I’m happy to say I was right! I tore through the firs several chapters about writing theory, and the definitions of the different stages of writing. How to encourage it and then slowed down on the last half of specific suggestions.
Now, down to the nitty gritty of the review, who is this for? I’d say it’s aimed more towards parents than classroom teachers. This is for the parent who wants to give their child a little extra help or something else to do. It really reminded me of a combination of all of my education classes for reading/writing. It went into a fair amount more detail on writing, but I never took a specifically writing course.
The first half of the book, like I said before is more of a theory and a few ideas of how to inspired your kids.
The second half is where the wonder lies. It’s 52 different ideas for getting your child writing, and the great part is she gives ideas for each of the different ability levels she describes in her book. So, if your child is a scribbler, than here’s ideas to help them move along.

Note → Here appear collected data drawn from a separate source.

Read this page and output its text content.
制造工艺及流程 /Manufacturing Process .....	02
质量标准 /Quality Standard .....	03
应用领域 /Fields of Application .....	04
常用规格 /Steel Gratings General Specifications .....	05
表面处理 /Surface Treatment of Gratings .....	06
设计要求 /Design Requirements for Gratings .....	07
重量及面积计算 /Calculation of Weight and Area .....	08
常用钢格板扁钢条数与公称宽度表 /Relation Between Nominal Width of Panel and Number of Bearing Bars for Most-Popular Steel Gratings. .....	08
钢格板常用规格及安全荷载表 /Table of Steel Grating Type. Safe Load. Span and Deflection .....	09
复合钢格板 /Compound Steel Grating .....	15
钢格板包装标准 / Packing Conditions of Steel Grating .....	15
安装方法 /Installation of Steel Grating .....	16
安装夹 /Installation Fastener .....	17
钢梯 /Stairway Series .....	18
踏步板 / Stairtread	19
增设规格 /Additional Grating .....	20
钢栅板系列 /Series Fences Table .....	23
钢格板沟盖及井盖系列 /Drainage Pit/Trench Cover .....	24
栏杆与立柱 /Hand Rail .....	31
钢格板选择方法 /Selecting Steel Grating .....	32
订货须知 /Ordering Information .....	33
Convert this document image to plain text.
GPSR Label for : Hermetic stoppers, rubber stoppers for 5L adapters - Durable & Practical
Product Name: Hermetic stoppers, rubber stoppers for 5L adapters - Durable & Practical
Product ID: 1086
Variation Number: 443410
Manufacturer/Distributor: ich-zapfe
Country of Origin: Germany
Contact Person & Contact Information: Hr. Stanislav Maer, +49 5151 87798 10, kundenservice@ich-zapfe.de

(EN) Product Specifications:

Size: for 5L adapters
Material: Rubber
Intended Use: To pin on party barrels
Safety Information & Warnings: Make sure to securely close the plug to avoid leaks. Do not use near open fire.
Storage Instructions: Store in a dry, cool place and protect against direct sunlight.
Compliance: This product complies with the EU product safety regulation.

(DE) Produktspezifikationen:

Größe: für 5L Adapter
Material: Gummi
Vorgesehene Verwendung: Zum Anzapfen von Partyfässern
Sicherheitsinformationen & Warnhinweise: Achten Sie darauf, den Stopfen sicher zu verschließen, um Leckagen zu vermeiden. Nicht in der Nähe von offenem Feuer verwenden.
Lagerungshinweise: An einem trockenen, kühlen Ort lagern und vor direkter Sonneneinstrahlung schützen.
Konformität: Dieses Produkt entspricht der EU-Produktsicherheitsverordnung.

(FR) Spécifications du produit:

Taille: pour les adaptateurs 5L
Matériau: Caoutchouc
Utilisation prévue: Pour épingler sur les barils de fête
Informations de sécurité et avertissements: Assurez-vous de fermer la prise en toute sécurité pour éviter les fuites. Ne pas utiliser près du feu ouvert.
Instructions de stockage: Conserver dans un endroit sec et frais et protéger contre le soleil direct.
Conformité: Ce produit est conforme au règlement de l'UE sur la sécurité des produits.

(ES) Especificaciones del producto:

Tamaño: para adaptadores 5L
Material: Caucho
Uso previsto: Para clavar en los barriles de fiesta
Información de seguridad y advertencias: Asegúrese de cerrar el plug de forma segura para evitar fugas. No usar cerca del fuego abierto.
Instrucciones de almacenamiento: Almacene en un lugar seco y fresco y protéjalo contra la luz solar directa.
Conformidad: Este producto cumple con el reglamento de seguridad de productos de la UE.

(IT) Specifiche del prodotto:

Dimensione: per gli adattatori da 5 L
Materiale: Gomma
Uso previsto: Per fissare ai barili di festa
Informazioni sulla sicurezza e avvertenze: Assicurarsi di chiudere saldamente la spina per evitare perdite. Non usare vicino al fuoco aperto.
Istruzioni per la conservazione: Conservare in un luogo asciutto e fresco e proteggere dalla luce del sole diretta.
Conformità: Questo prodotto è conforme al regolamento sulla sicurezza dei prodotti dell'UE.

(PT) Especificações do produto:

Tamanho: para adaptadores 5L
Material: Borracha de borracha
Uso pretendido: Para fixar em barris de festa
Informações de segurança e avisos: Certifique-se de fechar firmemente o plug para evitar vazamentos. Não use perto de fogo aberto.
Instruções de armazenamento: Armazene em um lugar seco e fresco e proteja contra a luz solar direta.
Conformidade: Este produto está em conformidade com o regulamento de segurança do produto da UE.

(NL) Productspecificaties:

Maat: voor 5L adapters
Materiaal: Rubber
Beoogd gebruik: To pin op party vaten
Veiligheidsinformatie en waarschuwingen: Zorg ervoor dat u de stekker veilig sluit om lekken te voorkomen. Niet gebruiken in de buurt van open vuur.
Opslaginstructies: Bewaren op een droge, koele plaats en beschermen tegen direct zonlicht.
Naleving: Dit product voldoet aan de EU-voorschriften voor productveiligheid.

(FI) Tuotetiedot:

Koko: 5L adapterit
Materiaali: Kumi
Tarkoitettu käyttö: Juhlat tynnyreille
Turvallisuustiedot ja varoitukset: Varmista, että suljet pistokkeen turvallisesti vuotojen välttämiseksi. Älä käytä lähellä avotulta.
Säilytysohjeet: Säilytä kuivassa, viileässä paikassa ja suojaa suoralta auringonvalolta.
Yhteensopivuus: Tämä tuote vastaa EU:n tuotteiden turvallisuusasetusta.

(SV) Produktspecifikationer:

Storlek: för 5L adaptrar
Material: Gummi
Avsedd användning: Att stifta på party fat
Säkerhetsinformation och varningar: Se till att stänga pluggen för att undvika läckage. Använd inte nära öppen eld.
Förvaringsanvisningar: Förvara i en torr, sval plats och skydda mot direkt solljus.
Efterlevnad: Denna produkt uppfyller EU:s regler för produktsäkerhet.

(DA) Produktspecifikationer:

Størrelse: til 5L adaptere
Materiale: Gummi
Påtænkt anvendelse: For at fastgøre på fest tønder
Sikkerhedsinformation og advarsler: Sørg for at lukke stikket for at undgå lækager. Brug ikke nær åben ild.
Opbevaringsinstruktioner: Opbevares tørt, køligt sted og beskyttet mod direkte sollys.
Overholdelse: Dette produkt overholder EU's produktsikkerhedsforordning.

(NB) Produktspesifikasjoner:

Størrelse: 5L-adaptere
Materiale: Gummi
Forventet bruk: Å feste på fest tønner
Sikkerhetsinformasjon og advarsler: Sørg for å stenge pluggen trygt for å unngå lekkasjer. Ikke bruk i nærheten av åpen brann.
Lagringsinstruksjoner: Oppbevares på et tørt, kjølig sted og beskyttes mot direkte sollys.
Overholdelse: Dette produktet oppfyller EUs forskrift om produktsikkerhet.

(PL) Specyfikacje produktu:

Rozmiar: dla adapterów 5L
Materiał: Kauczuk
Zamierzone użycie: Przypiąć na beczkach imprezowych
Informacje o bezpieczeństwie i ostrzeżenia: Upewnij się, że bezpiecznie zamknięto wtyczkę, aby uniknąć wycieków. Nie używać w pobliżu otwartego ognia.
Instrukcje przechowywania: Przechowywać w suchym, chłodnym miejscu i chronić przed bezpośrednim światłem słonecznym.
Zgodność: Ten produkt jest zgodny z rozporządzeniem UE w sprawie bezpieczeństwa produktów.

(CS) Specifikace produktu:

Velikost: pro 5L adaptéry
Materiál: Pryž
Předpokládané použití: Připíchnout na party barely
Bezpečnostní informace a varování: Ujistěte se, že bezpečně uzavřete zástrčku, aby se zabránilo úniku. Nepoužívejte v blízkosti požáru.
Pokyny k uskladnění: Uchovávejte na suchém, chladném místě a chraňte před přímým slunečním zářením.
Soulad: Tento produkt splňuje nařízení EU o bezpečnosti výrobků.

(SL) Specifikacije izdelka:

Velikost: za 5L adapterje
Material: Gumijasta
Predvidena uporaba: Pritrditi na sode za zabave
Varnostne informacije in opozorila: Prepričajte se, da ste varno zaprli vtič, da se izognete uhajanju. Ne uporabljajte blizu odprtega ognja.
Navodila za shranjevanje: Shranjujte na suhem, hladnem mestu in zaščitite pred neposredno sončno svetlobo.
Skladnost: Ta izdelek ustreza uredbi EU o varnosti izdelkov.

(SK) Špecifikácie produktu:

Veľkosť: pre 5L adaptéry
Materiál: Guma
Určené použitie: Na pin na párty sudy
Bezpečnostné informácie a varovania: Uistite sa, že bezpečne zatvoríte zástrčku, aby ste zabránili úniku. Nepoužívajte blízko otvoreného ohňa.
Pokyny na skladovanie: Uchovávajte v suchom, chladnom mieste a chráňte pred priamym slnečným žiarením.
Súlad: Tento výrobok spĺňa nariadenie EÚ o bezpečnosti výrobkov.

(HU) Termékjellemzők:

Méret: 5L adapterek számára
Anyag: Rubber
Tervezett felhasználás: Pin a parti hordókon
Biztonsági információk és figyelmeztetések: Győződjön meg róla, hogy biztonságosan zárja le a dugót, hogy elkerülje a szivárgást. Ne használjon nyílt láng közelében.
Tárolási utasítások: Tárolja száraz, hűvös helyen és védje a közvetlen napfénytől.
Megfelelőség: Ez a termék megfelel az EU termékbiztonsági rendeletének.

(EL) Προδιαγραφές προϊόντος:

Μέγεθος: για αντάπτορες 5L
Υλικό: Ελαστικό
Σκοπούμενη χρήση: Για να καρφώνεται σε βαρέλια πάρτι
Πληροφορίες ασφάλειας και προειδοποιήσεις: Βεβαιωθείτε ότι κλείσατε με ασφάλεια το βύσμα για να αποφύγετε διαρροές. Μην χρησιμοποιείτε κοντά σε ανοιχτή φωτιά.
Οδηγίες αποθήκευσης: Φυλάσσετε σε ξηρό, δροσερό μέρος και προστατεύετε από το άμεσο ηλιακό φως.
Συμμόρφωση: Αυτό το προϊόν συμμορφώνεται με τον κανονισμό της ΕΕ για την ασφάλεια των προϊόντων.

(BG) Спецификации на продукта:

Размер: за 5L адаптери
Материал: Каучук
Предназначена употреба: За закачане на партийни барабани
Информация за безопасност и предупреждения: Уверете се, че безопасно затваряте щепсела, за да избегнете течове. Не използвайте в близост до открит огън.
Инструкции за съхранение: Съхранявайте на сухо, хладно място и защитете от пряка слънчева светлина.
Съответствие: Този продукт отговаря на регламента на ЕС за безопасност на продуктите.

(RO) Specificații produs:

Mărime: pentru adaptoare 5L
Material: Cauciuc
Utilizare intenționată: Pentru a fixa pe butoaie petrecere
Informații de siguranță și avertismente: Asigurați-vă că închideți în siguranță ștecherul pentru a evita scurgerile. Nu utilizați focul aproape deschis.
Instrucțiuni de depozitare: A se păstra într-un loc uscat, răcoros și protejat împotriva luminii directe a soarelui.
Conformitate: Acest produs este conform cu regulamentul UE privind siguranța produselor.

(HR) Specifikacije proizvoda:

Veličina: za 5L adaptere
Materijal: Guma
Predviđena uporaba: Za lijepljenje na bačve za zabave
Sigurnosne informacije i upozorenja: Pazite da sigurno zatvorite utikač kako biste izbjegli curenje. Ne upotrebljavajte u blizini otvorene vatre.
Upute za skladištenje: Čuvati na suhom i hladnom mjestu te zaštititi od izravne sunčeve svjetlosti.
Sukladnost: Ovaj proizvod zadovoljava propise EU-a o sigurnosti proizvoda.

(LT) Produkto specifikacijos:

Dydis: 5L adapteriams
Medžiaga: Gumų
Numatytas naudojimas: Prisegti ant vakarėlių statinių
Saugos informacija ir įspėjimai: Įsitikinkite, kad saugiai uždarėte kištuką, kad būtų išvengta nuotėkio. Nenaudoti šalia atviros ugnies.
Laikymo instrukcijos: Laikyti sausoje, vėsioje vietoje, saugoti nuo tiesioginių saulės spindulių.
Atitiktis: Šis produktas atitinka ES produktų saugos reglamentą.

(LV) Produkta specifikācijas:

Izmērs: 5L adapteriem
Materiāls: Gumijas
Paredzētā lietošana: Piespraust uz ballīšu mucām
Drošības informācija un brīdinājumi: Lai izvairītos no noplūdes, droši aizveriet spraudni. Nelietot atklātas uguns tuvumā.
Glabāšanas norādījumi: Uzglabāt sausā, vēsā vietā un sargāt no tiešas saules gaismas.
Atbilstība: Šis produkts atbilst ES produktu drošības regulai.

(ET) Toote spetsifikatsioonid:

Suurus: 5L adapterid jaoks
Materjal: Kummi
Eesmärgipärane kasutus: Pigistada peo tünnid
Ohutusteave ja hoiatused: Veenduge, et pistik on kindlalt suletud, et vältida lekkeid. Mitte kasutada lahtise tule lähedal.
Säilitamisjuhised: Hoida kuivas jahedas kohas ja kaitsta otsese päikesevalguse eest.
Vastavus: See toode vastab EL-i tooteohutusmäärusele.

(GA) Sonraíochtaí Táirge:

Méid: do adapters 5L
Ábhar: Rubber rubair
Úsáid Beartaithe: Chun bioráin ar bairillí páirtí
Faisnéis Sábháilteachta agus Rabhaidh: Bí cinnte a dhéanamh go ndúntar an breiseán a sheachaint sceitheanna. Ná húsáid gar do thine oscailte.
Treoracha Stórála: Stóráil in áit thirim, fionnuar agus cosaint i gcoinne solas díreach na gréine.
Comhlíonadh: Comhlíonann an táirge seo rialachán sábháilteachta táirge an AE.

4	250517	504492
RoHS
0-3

If your child is a speller, here’s some ideas to help move them along; so on and so forth.
I’m already thinking how I can incorporate many of these ideas into my homeschooling, and have done a few little things, and am in process of setting up some of the bigger things.
I totally recommend this book if you want to encourage your child’s writing, I’m loving my copy and think I might reread it soon.
I’m going to link this up to Works for Me Wednesday to spread the word of my loving this book.